While everyone was kicking Google’s IPO like it had just pissed on the rug, I was wondering why James Surowiecki hadn’t weighed in yet. Well, he has now (in the Financial Times) and it’s fantastic. He hit all the high points:

When the company first announced it was planning to go public, most estimated that the company would end up with a market cap of $15bn (£8.2bn) to $25bn. When trading started yesterday, it was worth $27bn.

If Google’s unorthodox method of going public has had any impact on the company’s stock price, it is only because it forced Wall Street into a concerted whispering campaign designed to sabotage the IPO. It is hardly a coincidence that after Google directly challenged Wall Street’s stranglehold on the capital-raising process, it suddenly went from being among the most-loved companies in America to among the most criticised. Much of the bad-mouthing we heard before the IPO came from money managers looking to talk down the company’s price so that they could get a better bargain. One of the more laughable aspects of the whole Google circus has been false sanctimony about “valuation” from money managers who happily bought Cisco when its market capitalisation was $400bn and from Wall Street investment banks that bid internet stocks up to billion-dollar market caps.

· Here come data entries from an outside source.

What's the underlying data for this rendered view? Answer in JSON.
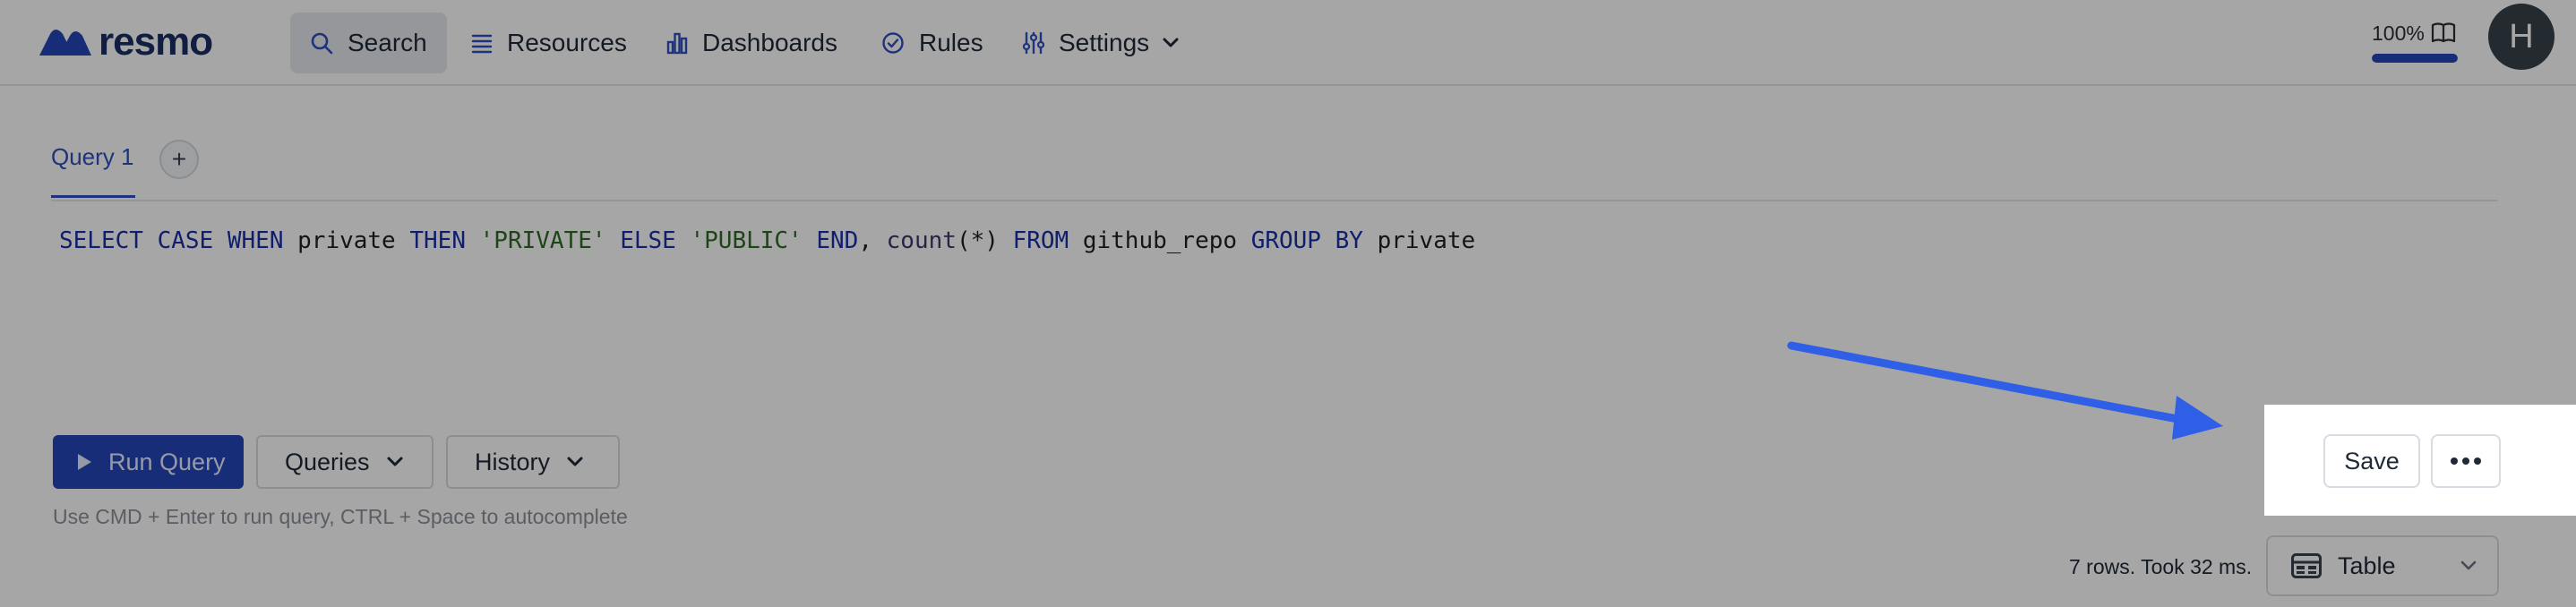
{
  "nav": {
    "brand": "resmo",
    "items": [
      {
        "label": "Search",
        "icon": "search-icon"
      },
      {
        "label": "Resources",
        "icon": "list-icon"
      },
      {
        "label": "Dashboards",
        "icon": "bar-chart-icon"
      },
      {
        "label": "Rules",
        "icon": "check-circle-icon"
      },
      {
        "label": "Settings",
        "icon": "sliders-icon"
      }
    ],
    "progress_label": "100%",
    "progress_value": 1.0,
    "avatar_initial": "H"
  },
  "tabs": [
    {
      "label": "Query 1",
      "active": true
    }
  ],
  "add_tab_label": "+",
  "query": {
    "tokens": [
      {
        "t": "SELECT",
        "k": "kw"
      },
      {
        "t": " "
      },
      {
        "t": "CASE",
        "k": "kw"
      },
      {
        "t": " "
      },
      {
        "t": "WHEN",
        "k": "kw"
      },
      {
        "t": " private "
      },
      {
        "t": "THEN",
        "k": "kw"
      },
      {
        "t": " "
      },
      {
        "t": "'PRIVATE'",
        "k": "str"
      },
      {
        "t": " "
      },
      {
        "t": "ELSE",
        "k": "kw"
      },
      {
        "t": " "
      },
      {
        "t": "'PUBLIC'",
        "k": "str"
      },
      {
        "t": " "
      },
      {
        "t": "END",
        "k": "kw"
      },
      {
        "t": ", "
      },
      {
        "t": "count",
        "k": "fn"
      },
      {
        "t": "(*) "
      },
      {
        "t": "FROM",
        "k": "kw"
      },
      {
        "t": " github_repo "
      },
      {
        "t": "GROUP",
        "k": "kw"
      },
      {
        "t": " "
      },
      {
        "t": "BY",
        "k": "kw"
      },
      {
        "t": " private"
      }
    ]
  },
  "actions": {
    "run_label": "Run Query",
    "queries_label": "Queries",
    "history_label": "History",
    "save_label": "Save",
    "hint": "Use CMD + Enter to run query, CTRL + Space to autocomplete"
  },
  "results": {
    "meta": "7 rows. Took 32 ms.",
    "view_label": "Table"
  },
  "colors": {
    "accent": "#2446b8",
    "annotation_arrow": "#2f5fe6",
    "overlay": "rgba(0,0,0,0.35)"
  }
}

A big first-day pop is a sign that the opening price was wrong, not a sign that it was right. As for Google’s supposed greediness, it is doing precisely what it is supposed to be doing: maximising the value it gets for selling off part of the company. Because it used the Dutch auction, it knows it is getting what people were really willing to pay, instead of what a coterie of investment bankers thought their friends and cronies should have to pay.

Wall Street can spin this however it wants. But Google went public without underwriting from a major investment bank, without handing out favours to well-connected executives and without dictating a price in the manner of Soviet central planners. Because it did, it now has hundreds of millions of dollars that it would not otherwise have had. By any standard, this was one IPO that worked.

A classic case of middlemen who are no longer needed (or at least needed less) fighting to retain control over what they think of as their domain. What cheeses me off is all the “journalists” who uncritically covered the IPO and gave the investment banks and money managers a platform from which to attempt to manipulate the market like that. Business as usual for many journalists, but irritating all the same.